The role required a “hands-on” approach, which included being available to help assist in supporting the service department and becoming actively involved in the sales process. The firm has a strict budgetary control system which was heavily focused on a sales budget. The budget was, despite challenging trading conditions, considered to be realistic and achievable.
Bill and the CEO met after three months to review the branch’s performance. Unfortunately, despite a lot of hard work and very long hours, Bill had been unable to meet sales targets and the atmosphere at the branch had become uncomfortable with a fundamental breakdown in communication between management and staff.
Both the CEO and Bill wanted the management role to work, and for this reason, the CEO decided to contact a consultant. This is where our involvement began. The advisor was an accredited Extended DISC consultant, and he was engaged in providing the CEO on workable solutions to the challenges involved in the branch.
The first step the consultant took was to obtain DISC Profile Assessments for the entire staff of thirty-two people and the CEO as well. Bill’s Profiles are shown opposite, and the very significant movement from his natural DISC behavioural style to his adjusted DISC style is immediately apparent.
Several of the staff’s DISC Profiles exhibited stress, insecurity and frustration. Bill has felt the need to suppress his natural CS style and focus on his D characteristics. This is, of course, a clear indication of the stress.
The CEO, (whose DISC Profiles are opposite) did not identify that Bill’s management style was bound to be quite different from his during the interview process. He did not realise that the DISC style Bill conveyed at his interview was that of a D Style, although this was only a small percentage of his unconscious behavioural style.
Bill had obviously decided that the CEO would want a strong manager, and this is the impression he left with the CEO - a typical situation in the recruitment process.
The CEO was therefore left with the clear impression that Bill was a direct, decisive, competitive individual quite capable of managing a group of servicemen and salesmen. He also felt that he would have no difficulty in communicating with him. It will be noted that the CEO shared Bill’s C traits, but his D characteristics were much stronger than Bill’s.
Bill had no experience in management and his approach was to become demanding and blunt rather than diplomatic, systematic and conservative, which would clearly fit his natural behavioural style as a CS person. This was influenced in no small way by the natural style of the CEO, whose adjusted style was focused heavily on his D traits.
The change in Bill’s style caused him stress, but just as importantly, the team at the branch saw him as difficult to communicate with, and the pressure was affecting his relationship with them. Bill was clearly in the wrong job. The cost to the firm in replacing Bill, and his loss not only in self-esteem but in loss of income if he was to move on was something neither party wished to face, but clearly, the situation could not continue.

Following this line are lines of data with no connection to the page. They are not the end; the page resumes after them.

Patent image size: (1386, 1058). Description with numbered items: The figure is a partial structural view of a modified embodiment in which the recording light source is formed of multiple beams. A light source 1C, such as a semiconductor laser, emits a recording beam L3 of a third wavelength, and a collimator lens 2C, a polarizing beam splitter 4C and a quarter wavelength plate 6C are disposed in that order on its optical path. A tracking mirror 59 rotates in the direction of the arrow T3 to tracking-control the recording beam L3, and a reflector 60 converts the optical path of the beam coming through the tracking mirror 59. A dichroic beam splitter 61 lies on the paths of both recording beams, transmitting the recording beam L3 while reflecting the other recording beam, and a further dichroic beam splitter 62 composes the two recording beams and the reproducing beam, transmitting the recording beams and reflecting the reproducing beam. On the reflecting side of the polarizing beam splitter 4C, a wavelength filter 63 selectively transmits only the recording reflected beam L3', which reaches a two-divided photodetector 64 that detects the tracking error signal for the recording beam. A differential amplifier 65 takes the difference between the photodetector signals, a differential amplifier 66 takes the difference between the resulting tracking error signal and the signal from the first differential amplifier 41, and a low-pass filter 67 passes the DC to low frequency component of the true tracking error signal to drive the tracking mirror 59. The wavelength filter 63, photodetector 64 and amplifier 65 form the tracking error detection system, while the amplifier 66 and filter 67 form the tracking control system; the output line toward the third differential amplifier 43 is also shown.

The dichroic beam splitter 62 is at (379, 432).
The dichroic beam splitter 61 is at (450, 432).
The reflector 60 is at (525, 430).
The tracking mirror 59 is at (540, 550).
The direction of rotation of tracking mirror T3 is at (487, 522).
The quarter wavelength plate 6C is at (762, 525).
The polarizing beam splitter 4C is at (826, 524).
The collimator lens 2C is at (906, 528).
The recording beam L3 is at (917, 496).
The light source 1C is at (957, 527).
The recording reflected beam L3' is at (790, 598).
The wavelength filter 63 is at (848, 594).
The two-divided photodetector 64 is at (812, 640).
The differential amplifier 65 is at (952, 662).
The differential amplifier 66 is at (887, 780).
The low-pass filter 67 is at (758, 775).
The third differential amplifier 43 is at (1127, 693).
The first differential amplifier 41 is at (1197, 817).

Fortunately, this case had a happy outcome. The CEO, recognising now the difference in Bill’s DISC Profile and understanding from the consultant what the change in his behavioural style meant, created a new position within the organisation. The job gave Bill the role of trainer and technical advisor for the group, assisting each service department as a consultant and trainer. No longer did he have to take a dominant position, and the advisory role suited his style.
The company now uses Extended DISC behavioural reports for all recruitment situations and for retention and motivation of all staff.